No. Russia invading a peaceful, friendly and neutral neighbor with unmarked military units is what lead to this war.

> NATO stated in the 2008 Bucharest Summit

FR, ES and DE made it clear that Ukraine would not be a candidate for NATO and nothing came of it. The first step in admitting a nation into NATO is a Membership Action Plan (MAP) - there never was a such for Ukraine. NATO membership for Ukraine was dead in the water in 2014, when Russia heinously attacked with unmarked military units.

But that is besides the point, really; Ukraine is sovereign. It is a sovereign nation that can itself decide which alliances to join. Ukraine is not beholden to Russia and Russia doesn't get a say in Ukrainian politics. Russia is not the Soviet Union and Ukraine is not the Ukrainian Soviet Republic.

> Then you know nothing of US doctrine.

Ah, yes. The "this one over there is a murderer too" defense. You're still defending imperialism, you're just defending imperialism with more imperialism.

> I'm simply presenting Russia's viewpoint as I understand it.

Russia's viewpoint is that Ukraine has no right so sovereignty. That's in direct violation with multiple treaties with Ukraine that Russia has signed.

Russia does not want an independent Ukraine. That's why they have been attacking Ukraine for 10 years now, first clandestine and then ever more openly. That's why they have been bombing civilians, that's why the formally annexed Ukrainian territory, that's why they will not grant peace to their neighbor.

Because without Ukraine, there can be no Russian Empire.


Dismissing Russia's concerns is exactly what led to this war.

Provided one accepts that those concerns are valid.

And that its stated "concerns" were in fact its actual reasons for starting the war.

But there is no compelling logical basis for us to accept either of these premises.

I don't have time to fully dissect what you're saying about the NATO issue -- other than that you are leaving out some very important details which for some reason were not presented to you in whatever sources you are reading from. (Which is a polite way of telling you: your sources are apparently misinformed, or worse).

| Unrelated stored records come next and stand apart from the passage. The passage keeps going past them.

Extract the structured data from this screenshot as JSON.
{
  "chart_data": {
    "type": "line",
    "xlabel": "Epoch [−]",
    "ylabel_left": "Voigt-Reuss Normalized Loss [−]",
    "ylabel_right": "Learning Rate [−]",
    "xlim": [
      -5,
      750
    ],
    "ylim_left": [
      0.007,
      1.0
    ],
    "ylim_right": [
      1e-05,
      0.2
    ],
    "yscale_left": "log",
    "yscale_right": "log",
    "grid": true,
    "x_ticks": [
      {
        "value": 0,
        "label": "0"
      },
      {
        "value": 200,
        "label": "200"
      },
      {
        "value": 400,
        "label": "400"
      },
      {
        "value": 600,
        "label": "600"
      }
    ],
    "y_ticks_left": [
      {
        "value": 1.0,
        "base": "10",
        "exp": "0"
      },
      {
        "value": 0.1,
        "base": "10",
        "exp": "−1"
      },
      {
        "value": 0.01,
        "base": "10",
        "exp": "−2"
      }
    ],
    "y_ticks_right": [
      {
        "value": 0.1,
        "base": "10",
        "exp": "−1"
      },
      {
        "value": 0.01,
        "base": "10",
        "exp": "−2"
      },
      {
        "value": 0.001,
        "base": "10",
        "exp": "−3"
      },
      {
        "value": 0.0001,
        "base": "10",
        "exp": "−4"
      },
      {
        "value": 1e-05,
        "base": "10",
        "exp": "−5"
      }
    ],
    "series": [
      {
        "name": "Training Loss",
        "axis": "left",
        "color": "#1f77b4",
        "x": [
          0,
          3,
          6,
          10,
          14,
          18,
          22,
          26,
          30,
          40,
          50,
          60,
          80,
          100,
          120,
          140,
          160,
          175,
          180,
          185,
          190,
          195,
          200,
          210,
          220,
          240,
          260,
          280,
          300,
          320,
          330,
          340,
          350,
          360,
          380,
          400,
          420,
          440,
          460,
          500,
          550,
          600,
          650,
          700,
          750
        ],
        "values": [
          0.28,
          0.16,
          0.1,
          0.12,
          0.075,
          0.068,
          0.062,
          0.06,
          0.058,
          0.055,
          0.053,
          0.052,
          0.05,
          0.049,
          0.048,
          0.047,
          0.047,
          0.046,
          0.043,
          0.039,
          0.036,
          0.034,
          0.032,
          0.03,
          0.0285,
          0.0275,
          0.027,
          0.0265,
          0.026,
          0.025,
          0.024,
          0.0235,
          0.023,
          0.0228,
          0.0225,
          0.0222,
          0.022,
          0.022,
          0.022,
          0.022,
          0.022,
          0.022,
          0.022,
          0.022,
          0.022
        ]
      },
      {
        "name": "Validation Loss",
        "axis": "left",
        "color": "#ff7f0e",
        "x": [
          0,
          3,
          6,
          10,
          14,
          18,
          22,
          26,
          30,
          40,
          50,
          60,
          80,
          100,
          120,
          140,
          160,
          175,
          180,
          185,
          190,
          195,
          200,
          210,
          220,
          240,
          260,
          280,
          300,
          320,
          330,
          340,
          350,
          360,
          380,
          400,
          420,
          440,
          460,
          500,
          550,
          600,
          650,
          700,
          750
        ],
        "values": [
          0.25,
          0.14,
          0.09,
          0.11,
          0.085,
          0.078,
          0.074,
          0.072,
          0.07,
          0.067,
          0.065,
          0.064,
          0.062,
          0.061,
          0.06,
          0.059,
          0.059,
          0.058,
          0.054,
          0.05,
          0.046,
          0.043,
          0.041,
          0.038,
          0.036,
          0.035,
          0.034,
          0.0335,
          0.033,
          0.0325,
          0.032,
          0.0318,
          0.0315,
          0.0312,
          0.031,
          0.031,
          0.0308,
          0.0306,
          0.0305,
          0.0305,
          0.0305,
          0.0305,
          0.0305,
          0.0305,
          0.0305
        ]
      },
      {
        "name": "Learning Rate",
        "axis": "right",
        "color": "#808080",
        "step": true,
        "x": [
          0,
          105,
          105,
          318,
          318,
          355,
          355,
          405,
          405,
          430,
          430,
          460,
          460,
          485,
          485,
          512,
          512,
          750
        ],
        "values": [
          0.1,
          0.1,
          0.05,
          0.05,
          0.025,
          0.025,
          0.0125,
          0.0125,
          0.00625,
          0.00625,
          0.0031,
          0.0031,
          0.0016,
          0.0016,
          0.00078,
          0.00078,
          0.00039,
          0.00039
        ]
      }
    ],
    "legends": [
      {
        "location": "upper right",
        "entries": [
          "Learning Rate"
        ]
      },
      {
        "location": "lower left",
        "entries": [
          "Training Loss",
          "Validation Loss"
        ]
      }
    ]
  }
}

But the main point is: none of the NATO stuff ever amounted to an actual physical threat against the Russian state, or otherwise any rational reason for Russia's regime to start a war.

More to the point, it wasn't the real reason it chose to the start the war. It's just something it says, for internal and external propaganda purposes.

So no - we don't have to "accept that Russia's concerns are valid".